INTERVENTION DU PRESIDENT AU SOMMET DES PAYS MEDITERRANEENS

Grèce – Vendredi 09 septembre 2016

- "Aujourd’hui nous sommes réunis à Athènes, les pays de l’Union européenne qui appartiennent à l’espace méditerranéen. Non pas pour faire une fraction mais au contraire pour en appeler à l’unité de l’Europe.

L’Europe, c’est ce qui fait son sens, comporte des pays qui sont à l’est, au nord et au sud. Ils doivent tous être conscients des enjeux. L’enjeu c’est la protection de nos frontières. Aujourd’hui ce sont les pays du Sud qui en assurent la garantie et qui doivent être donc aidés, renforcés pour justement permettre qu’il puisse y avoir le droit d’asile, mais qu’il puisse y avoir aussi un contrôle efficace de l’immigration, et l’application des accords qui ont été passés notamment avec la Turquie.
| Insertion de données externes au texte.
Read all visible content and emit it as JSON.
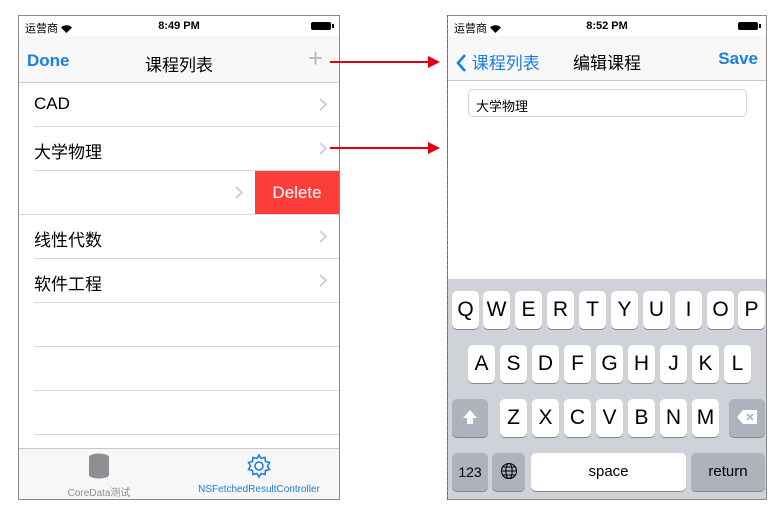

Nous sommes réunis aussi parce que les pays d’Europe du Sud sont des pays qui connaissent des situations économiques qui méritent que l’on mette la croissance au coeur des priorités. Je pense à l’Espagne, à l’Italie, à la Grèce mais aussi à la France où nous avons toujours fait prévaloir la priorité de la croissance même si nous respectons un certain nombre de disciplines qui d’ailleurs valent pour l’ensemble de l’Europe.

Enfin il y a une troisième dimension. Les pays de l’Europe du Sud sont des pays méditerranéens qui ont conscience que nous devons régler les questions d’immigration en aidant considérablement les pays africains. Je ferai entendre notamment cette voix ici, parce qu’il y a des fonds qui ont été mobilisés, il y a des engagements qui ont été pris, y compris lors de la COP21, et nous devons soutenir le développement de l’Afrique et éviter que les pays qui sont les plus pauvres puissent soutenir des courants migratoires qui seraient au détriment de l’intérêt commun.

Enfin, il y a la question de la lutte contre le terrorisme. Nous savons que non loin d’ici, au Moyen-Orient ou en Afrique, il y a des groupes qui se sont installés - je pense à la Libye, je pense à la Syrie, je pense à l’Irak, mais je pense aussi à l’Afrique de l’Ouest. Ces groupes terroristes qui se sont installés exigent qu’on les combatte et que l’on puisse ensemble nous coordonner pour lutter contre les réseaux qui peuvent à un moment frapper nos pays, et je pense notamment à ce qui s’est produit en France.

Voilà le sens de cette réunion : protéger nos frontières, favoriser la croissance, lutter contre l’immigration mais en même temps faire des politiques de développement, et agir ensemble contre le terrorisme."